Bizim Turizmci Engin Zaman,  Türkiye’nin 1 Numaralı gündemi olan  “Organik hoşaf” konusundan engin deneyimini ortaya koydu. 
Bu görüşü finale kalır mı bilmem?
Ama bildiğim gerçek anlamda hem doğal hem de organik bir formülün ta kendisidir görüşü.
Şöyle diyor Engin Zaman:
“Gece gece canım bir erik hoşafı çekti deme gitsin. 
Ben direkt  erik ağacına hücum.
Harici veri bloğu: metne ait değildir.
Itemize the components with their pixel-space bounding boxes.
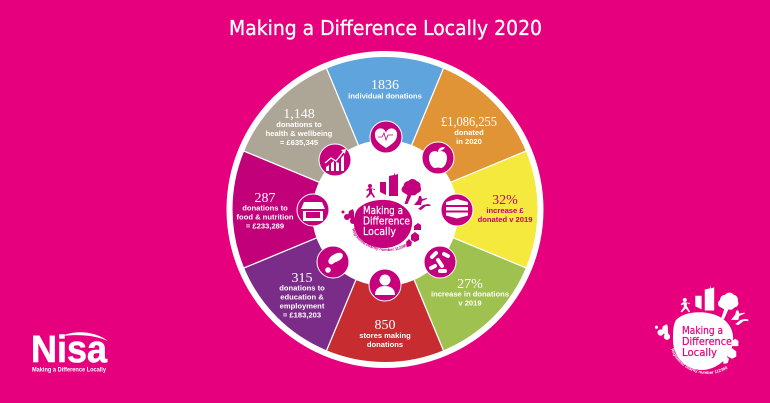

Üstüne bir bardak su içerim ve içeride de hoşaf olur.”
Müthiş.
Dalından koparıp hiçbir kimyasal işlemden geçirmeden direk ağzına atıyor eriği.
Ağızda parçalanıp öğütülen erik mideye gittikten sonra, üzerine bir bardak su ilave ediliyor.
Ardından doğal beklemeye geçiyor sistem.
Mide, erik parçaları ve suyu bir güzel halledip karıştırıp doğal yöntemlerle organik hoşafı üretiyor.
Afiyet olsun.
Ha yarışma mı?
Yaşamı aykırılıklarla dolu Engin Zaman’ın adını duydukları anda bu  formül için başvurusunu bile kabul etmezler/edemezler!
Ama yiğidi öldürelim ve hakkını verelim ki;  gerçek hoşaf tarifi böyle olur !
**
Ereğli merkezdeki bir özel hastanede yatanlar  yangın nedeniyle başka hastanelere sevk edildiler.
Ortalık ana baba günü gibi oldu.
Ambulanslar peşpeşe sirenleri çalarak hastaların sevklerini yaparken, hastanenin boşaltılması anında bir çok hasta yangın merdivenlerinden indirildi.
Burası çok önemli.
Ülkemizde görüntüde var olan yangın merdivenlerinin bu hastanede çalıştığı görüldü.
Bu iyi bir olay.
Demek ki çalışan yangın merdivenleri de varmış.
Peki yangın nereden ve nasıl çıkmış?
Öğrendiğimize göre floresan lambanın balansından (trafo) meydana gelmiş.
Koskoca hastaneyi bir floresan lambanın balansı tahliye ettirdi.
Ne ilginç !
**
İstanbul'da geçen cuma gününden bu yana etkisini artıran aşırı sıcak ve nemli havanın, rekor seviyelere ulaşarak hissedilen sıcaklığın 43 dereceye kadar çıkması beklenirken, sabah saatlerinden itibaren etkili olan parçalı bulutlu ve yer yer rüzgarlı hava, günler sonra nefes alma imkanı buldurdu.
Hava nasıl serinledi?
Sebep Karadeniz!
Karadeniz üzerinden gelen alçak bulutları İstanbul’u serinletivermiş.
Oh !
Karadeniz iyi ki var.
Karadeniz’de orman var.
Yeşil var.
Doğa var.
Durum böyle olunca, rüzgarı bile yetti İstanbul’a.
Ne kadar yeşil o kadar oksijen.
Ne kadar yeşil o kadar hayat var çünkü.
İstanbullular, yeşilin ne kadar değerli olduğunu bu nemli havalarda bir kez daha anlamışlardır umarım.
Ağaçların kesilmesi için emir verenlere kapak olsun şu İstanbul günleri.